Il ne s’agissait plus de la tuer maintenant, mais, bien au contraire, de veiller attentivement sur ses jours. N’était-elle pas un otage entre leurs mains, le seul moyen de sauver leurs vies en proposant l’échange au Bison Noir, dont la haine devait être implacable ?
Il était si bien dans ces pensées qu’il ne se montrait pas moins attentif que Sourbin lui-même à surveiller l’Indien qui emportait la jeune fille évanouie.
Mais, d’autre part, autant il était nécessaire d’emmener l’orpheline saine et sauve, autant il fallait empêcher qu’elle ne retombât au pouvoir de ses vaillants libérateurs.
Or, le cheval de l’Indien, bête d’une rare vigueur, avait fourni, depuis plus d’une semaine, d’invraisemblables chevauchées. Il était impossible de lui demander plus qu’il n’avait donné, et déjà sa course saccadée, haletante, montrait une fatigue énorme. Si la bête était fourbue, ou s’abattait sur le chemin, Madeleine serait perdue pour les ravisseurs.
Ces réflexions, Ulphilas Pitch les avait faites tout en éperonnant vigoureusement sa propre monture, laquelle ne valait guère mieux que celle du Comanche.
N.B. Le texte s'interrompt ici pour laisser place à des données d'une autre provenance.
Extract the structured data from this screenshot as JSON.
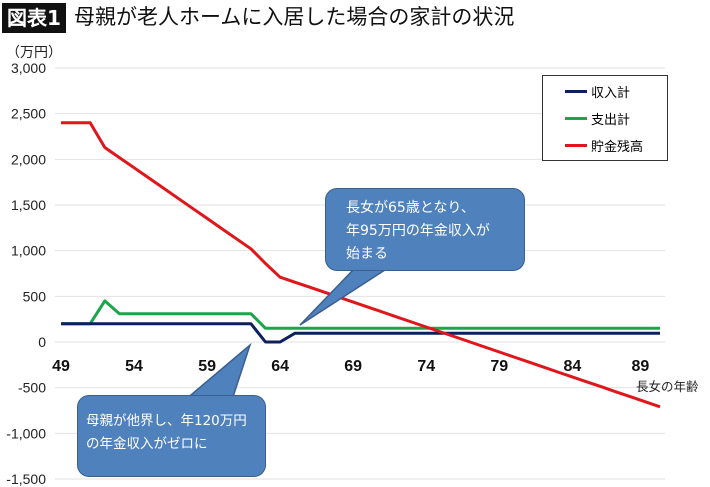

Le Yankee se surpassait. Pour un homme qui avait toujours préféré la diplomatie à la violence, il faisait preuve, depuis quelque temps, de qualités qui eussent fait le plus grand honneur à un écuyer de profession.
XIII
HIPS ET GOLA
Il y avait près d’une heure que les Comanches et leurs trois compagnons de race blanche couraient dans les sentiers naturels qui sillonnaient la forêt. Il avait fallu tous les obstacles qui se dressent dans une course de ce genre pour la prolonger ainsi. Mais, par là même, les bêtes haletantes en avaient subi une fatigue plus grande, contraintes de franchir tour à tour des ruisseaux et des fondrières, des haies et des fourrés épineux.
La lisière du bois apparut enfin, au-delà de laquelle la plaine recommençait, immense, à peine coupée, çà et là, d’autres bois semblables.
Là était le péril pour les ravisseurs, là l’espoir pour les vaillants qui s’étaient élancés à leur poursuite.